MCP'de bir dizi anti-şok önlemi uygulanmaktadır. Tedavinin etkisi ne olursa olsun, yaralılar önce nitelikli tıbbi bakım aşamasına tahliye edilir.
Travmatik şok tedavisinde zaman faktörü büyük rol oynar. Şok tedavisine ne kadar erken başlanırsa, sonuçlar o kadar iyi olur. Son yerel savaşlar sırasında, kardiyo-solunum yoğun bakım ve resüsitasyon kullanımının yanı sıra yara bölgesine mümkün olduğunca yakın volemik kayıpların yenilenmesi nedeniyle şoktan ölüm önemli ölçüde azaldı. Helikopterlerin tahliye aracı olarak kullanılması sayesinde, yaralı bir kişinin nitelikli veya özel yardım aşamasına teslim edilmesi için minimum süre 10-15 kat azaltılmıştır. Taşıma sırasında, şok önleyici önlemler alınmalıdır.

Son tedavi

OMedB'de (OMO), VCHG'de veya SVCHG'de travmatik şokun son tedavisi. Şok tedavisi, gelişen karmaşık ve çok yönlü bir düzeltmedir. patolojik süreçler.
İlk nedene müdahale edilmezse, yani devam eden iç kanama giderilmezse, açık pnömotoraks giderilmezse, uzuv ezilirse, başarısı imkansızdır. İlk aşamada cerrahi tedavi bir unsurdur. şokun etiyolojik tedavisi. Daha sonra, patojenik unsuru, şok sürecinin geri dönüşü olmayan evriminin önlenmesini de etkileyecektir. Bu nedenle, bazı durumlarda cerrahi müdahale dahildir. ayrılmaz parça anti-şok tedavisi kompleksinde.

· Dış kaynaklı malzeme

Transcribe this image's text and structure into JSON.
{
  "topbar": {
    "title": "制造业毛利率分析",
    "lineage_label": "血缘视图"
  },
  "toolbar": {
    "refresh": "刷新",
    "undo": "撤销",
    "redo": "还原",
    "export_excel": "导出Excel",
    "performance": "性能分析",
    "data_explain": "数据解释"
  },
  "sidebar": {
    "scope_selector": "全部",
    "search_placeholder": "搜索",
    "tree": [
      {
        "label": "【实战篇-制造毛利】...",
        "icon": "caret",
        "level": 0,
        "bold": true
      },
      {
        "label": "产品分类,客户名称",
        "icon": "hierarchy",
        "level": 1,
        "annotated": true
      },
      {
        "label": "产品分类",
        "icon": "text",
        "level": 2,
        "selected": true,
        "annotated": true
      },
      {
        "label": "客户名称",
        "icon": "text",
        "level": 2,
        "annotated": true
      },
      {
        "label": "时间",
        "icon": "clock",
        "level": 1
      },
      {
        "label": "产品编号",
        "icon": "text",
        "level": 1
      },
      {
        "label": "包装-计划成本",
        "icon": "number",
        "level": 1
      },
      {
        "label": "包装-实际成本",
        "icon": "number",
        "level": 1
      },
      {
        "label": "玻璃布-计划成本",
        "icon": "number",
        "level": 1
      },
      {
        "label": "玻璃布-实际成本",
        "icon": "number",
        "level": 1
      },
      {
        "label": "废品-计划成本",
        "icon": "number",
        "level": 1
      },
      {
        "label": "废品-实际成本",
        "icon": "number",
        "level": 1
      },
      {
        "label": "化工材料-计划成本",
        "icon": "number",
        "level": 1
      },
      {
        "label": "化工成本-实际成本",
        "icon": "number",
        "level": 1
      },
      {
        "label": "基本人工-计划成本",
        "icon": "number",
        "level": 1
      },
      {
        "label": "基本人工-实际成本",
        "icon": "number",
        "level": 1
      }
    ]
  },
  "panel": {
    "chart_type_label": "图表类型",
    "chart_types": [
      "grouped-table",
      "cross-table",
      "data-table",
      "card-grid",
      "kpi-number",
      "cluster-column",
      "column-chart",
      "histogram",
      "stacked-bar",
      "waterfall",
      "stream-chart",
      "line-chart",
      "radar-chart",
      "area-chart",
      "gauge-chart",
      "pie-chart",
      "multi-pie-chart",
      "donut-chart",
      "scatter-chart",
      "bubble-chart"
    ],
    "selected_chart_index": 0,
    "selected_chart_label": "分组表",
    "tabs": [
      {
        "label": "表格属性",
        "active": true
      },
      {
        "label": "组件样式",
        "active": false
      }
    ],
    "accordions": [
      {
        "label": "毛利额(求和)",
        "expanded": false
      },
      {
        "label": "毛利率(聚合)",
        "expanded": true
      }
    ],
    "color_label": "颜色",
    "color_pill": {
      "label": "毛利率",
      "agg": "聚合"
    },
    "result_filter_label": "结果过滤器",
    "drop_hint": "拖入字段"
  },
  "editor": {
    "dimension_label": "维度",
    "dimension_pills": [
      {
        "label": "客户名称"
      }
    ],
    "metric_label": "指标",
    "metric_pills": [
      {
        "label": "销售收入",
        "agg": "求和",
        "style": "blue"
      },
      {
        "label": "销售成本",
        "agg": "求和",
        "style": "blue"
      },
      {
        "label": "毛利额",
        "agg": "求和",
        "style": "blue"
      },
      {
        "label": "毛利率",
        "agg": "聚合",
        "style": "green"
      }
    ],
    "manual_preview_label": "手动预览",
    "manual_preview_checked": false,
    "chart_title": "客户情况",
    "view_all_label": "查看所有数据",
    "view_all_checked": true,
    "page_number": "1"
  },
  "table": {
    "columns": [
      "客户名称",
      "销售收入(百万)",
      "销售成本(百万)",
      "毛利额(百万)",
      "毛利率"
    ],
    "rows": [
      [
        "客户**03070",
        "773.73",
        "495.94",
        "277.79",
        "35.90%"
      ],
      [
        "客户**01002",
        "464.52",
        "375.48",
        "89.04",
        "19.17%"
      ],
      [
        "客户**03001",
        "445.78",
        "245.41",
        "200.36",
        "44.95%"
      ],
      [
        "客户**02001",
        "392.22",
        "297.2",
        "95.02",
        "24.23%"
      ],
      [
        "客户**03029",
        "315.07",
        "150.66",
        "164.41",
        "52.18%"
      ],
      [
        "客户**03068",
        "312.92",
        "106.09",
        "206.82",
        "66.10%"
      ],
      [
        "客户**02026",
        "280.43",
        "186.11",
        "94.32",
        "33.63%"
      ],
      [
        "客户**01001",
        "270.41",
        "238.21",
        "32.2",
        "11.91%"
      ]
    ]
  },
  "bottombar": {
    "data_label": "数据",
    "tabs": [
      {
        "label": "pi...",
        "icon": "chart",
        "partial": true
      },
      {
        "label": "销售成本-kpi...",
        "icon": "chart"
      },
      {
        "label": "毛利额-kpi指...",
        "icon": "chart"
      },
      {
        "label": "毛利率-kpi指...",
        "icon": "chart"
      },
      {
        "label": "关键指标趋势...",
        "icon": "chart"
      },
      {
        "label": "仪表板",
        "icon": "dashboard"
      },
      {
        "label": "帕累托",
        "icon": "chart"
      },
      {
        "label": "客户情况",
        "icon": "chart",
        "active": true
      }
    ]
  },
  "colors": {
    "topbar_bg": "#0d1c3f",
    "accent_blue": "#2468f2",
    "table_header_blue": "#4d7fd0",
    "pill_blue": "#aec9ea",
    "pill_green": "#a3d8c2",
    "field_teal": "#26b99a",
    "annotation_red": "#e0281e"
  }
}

OMDB (OMO) ve hastanelerde şok durumdaki tüm yaralıların sıralanması sırasında 3 gruba ayrıldı.
ben grup- Hayati organlarda ciddi yaralanmalar ve devam eden iç kanama ile yaralanmış. Derhal laparotomi, torakotomi vb. Yaptıkları, hasarlı organ üzerinde bir operasyon gerçekleştirdikleri ve aynı anda anti-şok tedavisi uyguladıkları ameliyathaneye gönderilirler.
II grubu- 1-2 saat sonra ameliyat yapılmasına izin veren yaraları olan yaralılar, gerekli işlemleri yapacakları anti-şok servisine gönderilirler. ek araştırma ve aynı zamanda ameliyat sırasında ve ameliyat sonrası dönemde devam eden şok tedavisini gerçekleştirir.
III grup- acil cerrahi tedavi gerekmeyen tüm yaralılar. Yaralılar, şok tedavisi için anti-şok servisine gönderilir.
Konservatif tedaviden önce gelir:
1) ekstremitelerin yüzeysel damarlarından birinin kanalizasyonu ve gerekirse, uzun süreli G transfüzyonu ve ardından superior vena kavaya bir PVC kateter yerleştirilmesi;
2) saatlik diürez ölçümü için mesanenin kateterizasyonu;
3) mide içeriğinin dekompresyonu ve çıkarılması için mideye bir sondanın sokulması.
Hemodinamik bozuklukların düzeltilmesi.
Dolaşan kan ve sıvının kaybolan hacminin acil olarak yenilenmesi amacıyla gerçekleştirilir. Temel ilke: çok önemli - miktar ve konular.